Mary and Joseph had brought Jesus to the temple in Jerusalem for the infant rituals practiced in those days. An elderly man named Simeon was there. We know he was a prophet because Luke says “the Holy Spirit was upon him.” (The reason prophets could speak for God is that God’s Holy Spirit made known God’s thoughts to them.) The Holy Spirit enabled Simeon to see more in this baby than met the human eye.
Consider the amazing things Simeon pronounced as true about this baby! What is taking place here may remind you of a scripture we read about a month ago:
“Though your beginning was insignificant,
Yet your end will increase greatly.”
– Job 8:7 NASB
Consider Simeon’s prophecy above in light of Peter’s preaching to the Gentiles we read yesterday. Simeon was seeing Jesus close to His “insignificant beginning” and Peter was seeing Him closer to His “greatly increased end.”

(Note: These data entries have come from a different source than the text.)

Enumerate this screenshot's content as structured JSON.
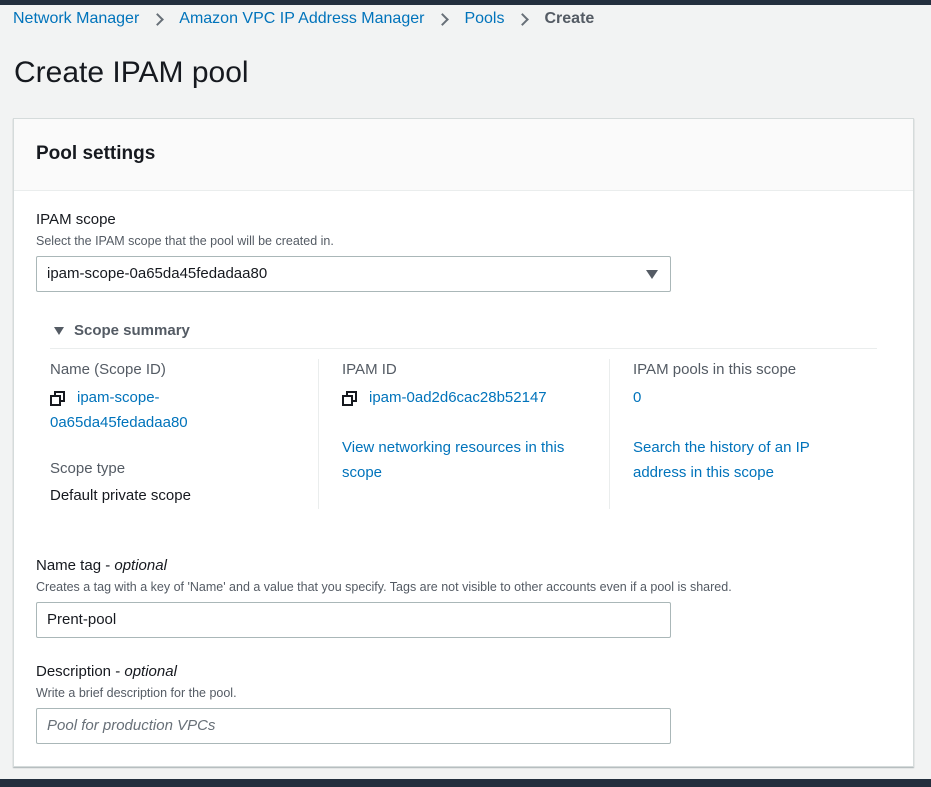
{
  "breadcrumb": {
    "items": [
      "Network Manager",
      "Amazon VPC IP Address Manager",
      "Pools"
    ],
    "current": "Create"
  },
  "page": {
    "title": "Create IPAM pool"
  },
  "pool_settings": {
    "title": "Pool settings",
    "ipam_scope": {
      "label": "IPAM scope",
      "description": "Select the IPAM scope that the pool will be created in.",
      "selected_value": "ipam-scope-0a65da45fedadaa80"
    },
    "scope_summary": {
      "title": "Scope summary",
      "name_label": "Name (Scope ID)",
      "name_value_line1": "ipam-scope-",
      "name_value_line2": "0a65da45fedadaa80",
      "scope_type_label": "Scope type",
      "scope_type_value": "Default private scope",
      "ipam_id_label": "IPAM ID",
      "ipam_id_value": "ipam-0ad2d6cac28b52147",
      "view_resources_line1": "View networking resources in this",
      "view_resources_line2": "scope",
      "pools_label": "IPAM pools in this scope",
      "pools_value": "0",
      "history_line1": "Search the history of an IP",
      "history_line2": "address in this scope"
    },
    "name_tag": {
      "label": "Name tag - ",
      "label_optional": "optional",
      "description": "Creates a tag with a key of 'Name' and a value that you specify. Tags are not visible to other accounts even if a pool is shared.",
      "value": "Prent-pool"
    },
    "description_field": {
      "label": "Description - ",
      "label_optional": "optional",
      "description": "Write a brief description for the pool.",
      "placeholder": "Pool for production VPCs"
    }
  },
  "icons": {
    "copy": "copy-icon",
    "expand": "caret-down-icon",
    "select": "dropdown-caret-icon",
    "separator": "chevron-right-icon"
  },
  "colors": {
    "link": "#0073bb",
    "nav_bar": "#232f3e",
    "background": "#f2f3f3"
  }
}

As for the phrase “the glory of Your people Israel,” consider how proud the Jews are of Albert Einstein, Jonas Salk, Leonard Bernstein, and many others – and rightly so. However, Jesus of Nazareth was – by far – the greatest Jew to have ever lived. Truly, He was – and is – the glory of Israel.
(Remember that prayer is more about listening than talking. Use the words below to start yourself, but then allow time to reflect more on the Scripture above before you say the “Amen.” During that time of quiet reflection, let God shape your thoughts and wait for a sense of peace to come. That’s your signal to say “Amen” and go forth to the day.)
Lord, let us be like Simeon, seeing what You intend things to eventually become and not just what they are right now…(this is where you remain quiet in order to let Him work in your thoughts)… Amen.